Trump’s new policy punishes low-income immigrants by prioritizing wealth to determine who qualifies for a Green Card. Filtering out low income families is a type of discrimination, since the administration is weeding out the poor and letting in the rich.
This is wrong because people should be given the chance to make a better life for themselves once they enter a new country, not judged before they even set foot in the country.
The new public charge rule turns government aid into a double-edged sword: families can accept the help and live a more stable life, but they are forced to put their hopes for citizenship on the line. This is extremely ironic since government aid is supposed to help immigrants, not make their future more uncertain.

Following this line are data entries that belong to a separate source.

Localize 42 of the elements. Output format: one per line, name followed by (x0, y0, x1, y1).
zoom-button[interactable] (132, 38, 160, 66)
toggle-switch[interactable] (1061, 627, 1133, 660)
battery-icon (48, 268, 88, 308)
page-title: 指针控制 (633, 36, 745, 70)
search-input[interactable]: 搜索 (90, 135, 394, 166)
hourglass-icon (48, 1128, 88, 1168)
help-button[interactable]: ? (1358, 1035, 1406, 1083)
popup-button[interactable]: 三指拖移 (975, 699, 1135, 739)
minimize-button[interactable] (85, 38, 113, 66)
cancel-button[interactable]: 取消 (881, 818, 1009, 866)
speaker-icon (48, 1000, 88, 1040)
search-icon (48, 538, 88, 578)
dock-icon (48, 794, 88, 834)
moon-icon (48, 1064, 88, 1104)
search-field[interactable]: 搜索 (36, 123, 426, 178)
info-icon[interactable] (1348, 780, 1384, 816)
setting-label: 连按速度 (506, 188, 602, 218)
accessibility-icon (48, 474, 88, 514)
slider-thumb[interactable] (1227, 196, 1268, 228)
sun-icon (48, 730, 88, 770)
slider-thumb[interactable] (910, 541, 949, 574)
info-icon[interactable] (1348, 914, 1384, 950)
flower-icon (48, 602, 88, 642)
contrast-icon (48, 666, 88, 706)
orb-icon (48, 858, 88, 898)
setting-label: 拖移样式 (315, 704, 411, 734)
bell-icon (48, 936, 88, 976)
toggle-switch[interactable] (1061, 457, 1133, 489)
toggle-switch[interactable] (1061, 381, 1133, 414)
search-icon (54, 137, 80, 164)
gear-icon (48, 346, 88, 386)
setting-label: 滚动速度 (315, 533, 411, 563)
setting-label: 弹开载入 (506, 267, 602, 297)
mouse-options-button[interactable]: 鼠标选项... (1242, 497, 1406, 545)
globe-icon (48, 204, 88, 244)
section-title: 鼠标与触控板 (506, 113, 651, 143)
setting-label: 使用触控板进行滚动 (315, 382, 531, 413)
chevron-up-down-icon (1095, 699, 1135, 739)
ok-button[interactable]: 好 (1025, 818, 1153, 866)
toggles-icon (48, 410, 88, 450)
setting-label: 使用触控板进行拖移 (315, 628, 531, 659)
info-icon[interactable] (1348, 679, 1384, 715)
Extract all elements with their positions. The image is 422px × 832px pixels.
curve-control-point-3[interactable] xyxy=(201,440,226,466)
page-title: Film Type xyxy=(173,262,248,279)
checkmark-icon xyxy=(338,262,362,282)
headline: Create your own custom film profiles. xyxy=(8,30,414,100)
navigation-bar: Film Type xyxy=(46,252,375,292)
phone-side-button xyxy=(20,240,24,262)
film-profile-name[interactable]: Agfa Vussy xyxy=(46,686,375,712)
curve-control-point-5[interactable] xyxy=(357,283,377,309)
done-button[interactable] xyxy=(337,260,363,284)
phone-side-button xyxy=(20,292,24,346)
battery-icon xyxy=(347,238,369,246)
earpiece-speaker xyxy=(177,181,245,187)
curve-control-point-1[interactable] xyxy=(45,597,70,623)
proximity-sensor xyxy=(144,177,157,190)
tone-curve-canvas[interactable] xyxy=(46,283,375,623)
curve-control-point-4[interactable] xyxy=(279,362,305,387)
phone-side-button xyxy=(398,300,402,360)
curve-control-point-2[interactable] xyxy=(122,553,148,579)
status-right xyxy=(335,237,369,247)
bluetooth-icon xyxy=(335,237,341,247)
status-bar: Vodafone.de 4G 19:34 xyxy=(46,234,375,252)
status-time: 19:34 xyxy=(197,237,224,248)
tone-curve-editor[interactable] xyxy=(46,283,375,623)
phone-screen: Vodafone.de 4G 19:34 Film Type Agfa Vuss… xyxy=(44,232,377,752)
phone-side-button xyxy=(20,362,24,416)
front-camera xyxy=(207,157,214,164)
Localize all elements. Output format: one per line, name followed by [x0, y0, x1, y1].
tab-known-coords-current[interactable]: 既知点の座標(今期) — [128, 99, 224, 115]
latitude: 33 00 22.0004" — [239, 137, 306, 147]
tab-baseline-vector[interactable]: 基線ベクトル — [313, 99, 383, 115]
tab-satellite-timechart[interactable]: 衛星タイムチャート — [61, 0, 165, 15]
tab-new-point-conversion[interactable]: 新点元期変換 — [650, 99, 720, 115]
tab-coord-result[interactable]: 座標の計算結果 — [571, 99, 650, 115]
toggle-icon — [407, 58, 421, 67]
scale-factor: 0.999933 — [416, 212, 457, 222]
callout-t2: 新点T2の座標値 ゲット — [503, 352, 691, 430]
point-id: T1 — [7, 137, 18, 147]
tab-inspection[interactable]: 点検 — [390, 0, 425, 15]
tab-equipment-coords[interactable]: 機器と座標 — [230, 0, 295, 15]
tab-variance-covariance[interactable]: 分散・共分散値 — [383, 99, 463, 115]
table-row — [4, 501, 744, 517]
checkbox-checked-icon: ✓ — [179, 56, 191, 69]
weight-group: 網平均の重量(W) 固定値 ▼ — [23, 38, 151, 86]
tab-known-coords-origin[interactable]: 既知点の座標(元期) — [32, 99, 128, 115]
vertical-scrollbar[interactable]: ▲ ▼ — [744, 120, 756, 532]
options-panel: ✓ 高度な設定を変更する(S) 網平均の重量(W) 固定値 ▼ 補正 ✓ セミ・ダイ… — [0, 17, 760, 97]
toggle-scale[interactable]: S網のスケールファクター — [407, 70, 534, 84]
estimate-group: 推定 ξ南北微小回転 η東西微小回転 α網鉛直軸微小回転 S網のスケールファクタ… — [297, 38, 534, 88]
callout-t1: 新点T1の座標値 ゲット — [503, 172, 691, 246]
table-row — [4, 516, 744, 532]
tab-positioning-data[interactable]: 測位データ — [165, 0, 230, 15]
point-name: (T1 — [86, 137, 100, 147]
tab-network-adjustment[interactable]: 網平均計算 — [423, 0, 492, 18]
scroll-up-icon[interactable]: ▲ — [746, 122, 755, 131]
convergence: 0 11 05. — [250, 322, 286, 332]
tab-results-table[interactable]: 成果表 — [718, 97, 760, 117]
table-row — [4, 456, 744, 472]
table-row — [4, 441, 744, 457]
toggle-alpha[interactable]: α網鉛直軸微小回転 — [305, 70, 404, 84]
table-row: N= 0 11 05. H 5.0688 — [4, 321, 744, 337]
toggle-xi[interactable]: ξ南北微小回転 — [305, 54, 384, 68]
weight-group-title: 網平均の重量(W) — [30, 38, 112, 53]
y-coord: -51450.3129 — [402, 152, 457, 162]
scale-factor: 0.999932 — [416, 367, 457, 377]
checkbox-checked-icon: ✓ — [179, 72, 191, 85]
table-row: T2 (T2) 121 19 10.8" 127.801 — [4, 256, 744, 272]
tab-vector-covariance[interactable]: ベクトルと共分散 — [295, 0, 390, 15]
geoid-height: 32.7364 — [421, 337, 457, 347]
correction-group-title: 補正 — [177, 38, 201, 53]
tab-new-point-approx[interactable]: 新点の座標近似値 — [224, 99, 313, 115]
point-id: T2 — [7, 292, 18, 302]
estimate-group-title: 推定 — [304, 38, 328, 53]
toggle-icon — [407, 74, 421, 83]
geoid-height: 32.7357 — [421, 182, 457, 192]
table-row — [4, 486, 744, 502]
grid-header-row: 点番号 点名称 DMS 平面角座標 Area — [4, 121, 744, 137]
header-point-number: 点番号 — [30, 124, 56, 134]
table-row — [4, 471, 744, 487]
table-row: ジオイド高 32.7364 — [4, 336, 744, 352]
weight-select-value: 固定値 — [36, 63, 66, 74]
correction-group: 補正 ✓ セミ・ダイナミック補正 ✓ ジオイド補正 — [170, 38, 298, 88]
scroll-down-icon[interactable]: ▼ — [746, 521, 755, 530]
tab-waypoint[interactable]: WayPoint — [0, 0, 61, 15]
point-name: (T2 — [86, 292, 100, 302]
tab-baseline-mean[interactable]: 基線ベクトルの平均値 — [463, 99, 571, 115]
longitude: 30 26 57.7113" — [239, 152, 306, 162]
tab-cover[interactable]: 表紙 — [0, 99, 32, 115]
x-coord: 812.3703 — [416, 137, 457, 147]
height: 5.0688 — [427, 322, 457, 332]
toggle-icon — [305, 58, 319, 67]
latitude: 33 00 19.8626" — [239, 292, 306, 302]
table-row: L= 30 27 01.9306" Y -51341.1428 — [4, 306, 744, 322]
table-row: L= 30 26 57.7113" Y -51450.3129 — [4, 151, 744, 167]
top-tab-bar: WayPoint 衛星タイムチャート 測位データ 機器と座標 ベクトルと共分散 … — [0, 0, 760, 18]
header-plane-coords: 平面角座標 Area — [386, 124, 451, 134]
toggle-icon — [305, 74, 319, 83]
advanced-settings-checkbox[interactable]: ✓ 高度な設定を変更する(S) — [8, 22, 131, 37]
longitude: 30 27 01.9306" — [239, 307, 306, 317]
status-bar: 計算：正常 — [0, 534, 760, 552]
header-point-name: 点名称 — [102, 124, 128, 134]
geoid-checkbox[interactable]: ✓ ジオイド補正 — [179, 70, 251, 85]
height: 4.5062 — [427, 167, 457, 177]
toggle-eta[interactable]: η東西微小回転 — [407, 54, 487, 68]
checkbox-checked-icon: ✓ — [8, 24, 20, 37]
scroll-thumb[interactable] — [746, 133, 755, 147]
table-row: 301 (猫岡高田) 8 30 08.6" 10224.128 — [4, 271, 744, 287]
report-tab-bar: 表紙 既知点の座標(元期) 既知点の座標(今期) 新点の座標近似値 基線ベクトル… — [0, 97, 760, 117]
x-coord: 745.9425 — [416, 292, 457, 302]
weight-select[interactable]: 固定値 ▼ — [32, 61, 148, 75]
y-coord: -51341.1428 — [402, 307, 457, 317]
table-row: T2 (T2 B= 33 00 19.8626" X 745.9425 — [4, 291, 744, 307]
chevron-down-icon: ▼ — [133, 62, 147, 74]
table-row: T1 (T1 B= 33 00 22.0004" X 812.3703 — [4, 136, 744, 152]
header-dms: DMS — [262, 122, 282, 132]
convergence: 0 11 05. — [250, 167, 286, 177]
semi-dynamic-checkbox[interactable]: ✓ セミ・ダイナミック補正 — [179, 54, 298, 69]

Many low-income families may reject government aid in order to not be considered a public charge. Turning away the help could be detrimental to their health and will weaken the relations between the government and the potential citizens of the U.S.
The government justifies its new policy by stating that they only want self-sufficient people immigrating to the United States. Administration officials emphasized that the money for these government programs comes from tax dollars and, they believe, should not be going to recent immigrants.
However, turning away millions of immigrants who may need to accept government aid is not the moral solution for getting rid of potential burdens.